Even though the economy in Africa boomed in mid-2013, it still remains the poorest continent in the world. In South Africa, the number of people infected with HIV continues to grow, but treatments and other forms of support, like counseling, have increased as well. Despite the scientific progress for treating such diseases, cultural traditions and laws remain a barrier for preventing STIs all across the continent.

Main Focus:

  • The Risk Factors Associated with STDs in Ghana
  • AIDS and STDs in Ghana
  • Genital Herpes Is a Serious Issue
  • Syphilis During Pregnancy
  • Current Challenges and Problems to Overcome

The Risk Factors Associated with STDs in Ghana

Based on statistics, more than a million STIs are transmitted across the globe every single day.

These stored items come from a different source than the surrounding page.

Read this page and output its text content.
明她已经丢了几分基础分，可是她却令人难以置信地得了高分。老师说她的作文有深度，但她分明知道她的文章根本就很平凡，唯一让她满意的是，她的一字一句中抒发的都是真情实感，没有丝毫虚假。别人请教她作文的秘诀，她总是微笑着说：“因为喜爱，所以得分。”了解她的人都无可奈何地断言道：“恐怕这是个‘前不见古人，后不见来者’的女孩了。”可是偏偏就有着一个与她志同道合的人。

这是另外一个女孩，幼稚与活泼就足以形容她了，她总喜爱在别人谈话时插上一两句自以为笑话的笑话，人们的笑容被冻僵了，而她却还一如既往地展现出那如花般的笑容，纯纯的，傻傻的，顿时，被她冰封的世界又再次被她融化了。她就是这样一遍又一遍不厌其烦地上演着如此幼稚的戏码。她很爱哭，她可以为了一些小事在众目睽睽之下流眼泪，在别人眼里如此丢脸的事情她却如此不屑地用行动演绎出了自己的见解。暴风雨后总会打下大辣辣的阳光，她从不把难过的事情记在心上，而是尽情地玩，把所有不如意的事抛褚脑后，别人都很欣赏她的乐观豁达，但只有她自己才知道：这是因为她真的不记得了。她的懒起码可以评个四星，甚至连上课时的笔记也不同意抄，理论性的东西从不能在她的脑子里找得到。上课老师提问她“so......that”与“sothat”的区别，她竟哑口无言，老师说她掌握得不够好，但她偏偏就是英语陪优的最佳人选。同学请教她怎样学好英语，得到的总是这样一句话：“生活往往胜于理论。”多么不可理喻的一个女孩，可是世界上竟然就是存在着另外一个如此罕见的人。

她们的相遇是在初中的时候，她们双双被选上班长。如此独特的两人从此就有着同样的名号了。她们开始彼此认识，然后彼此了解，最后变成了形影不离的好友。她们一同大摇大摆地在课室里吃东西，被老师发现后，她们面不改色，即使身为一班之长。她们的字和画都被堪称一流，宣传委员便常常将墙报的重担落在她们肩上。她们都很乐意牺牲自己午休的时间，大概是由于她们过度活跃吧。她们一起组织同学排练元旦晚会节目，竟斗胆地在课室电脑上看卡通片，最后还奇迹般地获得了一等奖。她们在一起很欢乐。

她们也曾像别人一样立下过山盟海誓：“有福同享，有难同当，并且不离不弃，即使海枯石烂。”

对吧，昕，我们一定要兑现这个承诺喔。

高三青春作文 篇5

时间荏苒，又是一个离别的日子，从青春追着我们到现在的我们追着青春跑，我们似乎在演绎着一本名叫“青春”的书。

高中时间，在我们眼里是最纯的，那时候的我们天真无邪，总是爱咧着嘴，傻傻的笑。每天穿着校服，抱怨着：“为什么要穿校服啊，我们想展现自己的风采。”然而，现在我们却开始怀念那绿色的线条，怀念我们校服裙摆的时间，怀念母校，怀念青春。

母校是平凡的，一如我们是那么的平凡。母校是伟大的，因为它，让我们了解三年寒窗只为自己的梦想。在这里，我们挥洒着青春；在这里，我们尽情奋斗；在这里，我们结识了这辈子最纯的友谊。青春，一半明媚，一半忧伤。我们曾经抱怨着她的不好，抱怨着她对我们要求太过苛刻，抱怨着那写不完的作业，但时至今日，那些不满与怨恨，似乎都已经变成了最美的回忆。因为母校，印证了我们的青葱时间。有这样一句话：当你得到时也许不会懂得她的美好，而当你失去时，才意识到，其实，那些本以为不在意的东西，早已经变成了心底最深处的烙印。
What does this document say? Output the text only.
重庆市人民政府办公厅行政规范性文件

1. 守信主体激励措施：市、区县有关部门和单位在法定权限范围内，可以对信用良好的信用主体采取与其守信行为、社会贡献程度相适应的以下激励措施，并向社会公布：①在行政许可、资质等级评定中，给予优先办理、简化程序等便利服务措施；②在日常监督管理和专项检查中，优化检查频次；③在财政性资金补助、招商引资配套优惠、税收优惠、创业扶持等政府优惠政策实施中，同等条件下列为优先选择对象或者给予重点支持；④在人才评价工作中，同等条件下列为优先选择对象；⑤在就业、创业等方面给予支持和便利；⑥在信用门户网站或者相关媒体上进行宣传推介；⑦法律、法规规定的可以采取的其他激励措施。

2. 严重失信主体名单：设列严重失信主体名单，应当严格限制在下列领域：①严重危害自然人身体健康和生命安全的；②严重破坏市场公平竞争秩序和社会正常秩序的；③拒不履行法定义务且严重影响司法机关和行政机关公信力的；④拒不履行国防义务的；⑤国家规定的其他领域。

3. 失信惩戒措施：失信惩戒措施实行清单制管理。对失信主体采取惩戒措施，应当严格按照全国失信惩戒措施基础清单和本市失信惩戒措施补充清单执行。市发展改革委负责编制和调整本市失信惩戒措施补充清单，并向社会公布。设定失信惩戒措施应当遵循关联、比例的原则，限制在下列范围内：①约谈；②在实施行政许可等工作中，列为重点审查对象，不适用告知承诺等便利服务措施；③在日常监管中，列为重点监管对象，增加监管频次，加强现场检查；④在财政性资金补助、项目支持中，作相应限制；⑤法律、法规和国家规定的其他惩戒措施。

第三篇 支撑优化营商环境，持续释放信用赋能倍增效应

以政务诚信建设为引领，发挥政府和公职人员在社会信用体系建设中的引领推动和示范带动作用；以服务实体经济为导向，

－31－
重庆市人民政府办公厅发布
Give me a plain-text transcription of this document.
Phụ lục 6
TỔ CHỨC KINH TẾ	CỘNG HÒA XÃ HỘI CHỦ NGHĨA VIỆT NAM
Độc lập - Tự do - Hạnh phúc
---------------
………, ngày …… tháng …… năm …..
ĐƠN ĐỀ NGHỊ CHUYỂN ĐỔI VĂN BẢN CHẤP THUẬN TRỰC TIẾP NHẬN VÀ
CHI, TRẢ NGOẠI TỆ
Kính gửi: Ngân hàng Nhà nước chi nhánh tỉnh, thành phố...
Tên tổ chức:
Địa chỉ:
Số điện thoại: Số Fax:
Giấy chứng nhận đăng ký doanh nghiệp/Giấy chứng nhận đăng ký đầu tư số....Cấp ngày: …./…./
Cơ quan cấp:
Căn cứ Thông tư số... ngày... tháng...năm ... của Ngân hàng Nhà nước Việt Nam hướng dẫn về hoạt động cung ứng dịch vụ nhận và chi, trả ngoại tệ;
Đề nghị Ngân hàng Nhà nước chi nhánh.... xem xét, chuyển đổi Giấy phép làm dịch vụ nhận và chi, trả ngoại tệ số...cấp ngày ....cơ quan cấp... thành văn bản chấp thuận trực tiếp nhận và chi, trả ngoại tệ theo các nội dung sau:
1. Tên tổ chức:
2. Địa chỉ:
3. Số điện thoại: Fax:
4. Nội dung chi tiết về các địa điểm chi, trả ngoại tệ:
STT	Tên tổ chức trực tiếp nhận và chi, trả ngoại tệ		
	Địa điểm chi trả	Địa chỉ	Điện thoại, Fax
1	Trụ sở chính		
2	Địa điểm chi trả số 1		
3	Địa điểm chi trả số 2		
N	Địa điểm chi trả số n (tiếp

Some of these STIs can be treated, like chlamydia and gonorrhea, but others can have serious consequences on the overall health.

In all developing countries in Africa, including Ghana, this is a serious issue, since STIs are the most common bacterial infections that can be transmitted in the area.

The reason why this is so important is that such infections as HIV, for example, can be a serious potential epidemic for the entire continent, research shows. These symptoms in females are easily recognizable like:

  • Discharge
  • Pain in the lower abdomen
  • Painful or trouble urinating
  • Pain during intercourse
  • Blood in the urine

However, in many cases, these symptoms don’t appear often making patients delay their necessary treatment or transmit the disease even more. According to research, if the infections are left untreated, they could make women susceptible to complications during pregnancy. They can cause chronic pain in the pelvic area, infertility, pneumonia, or blindness.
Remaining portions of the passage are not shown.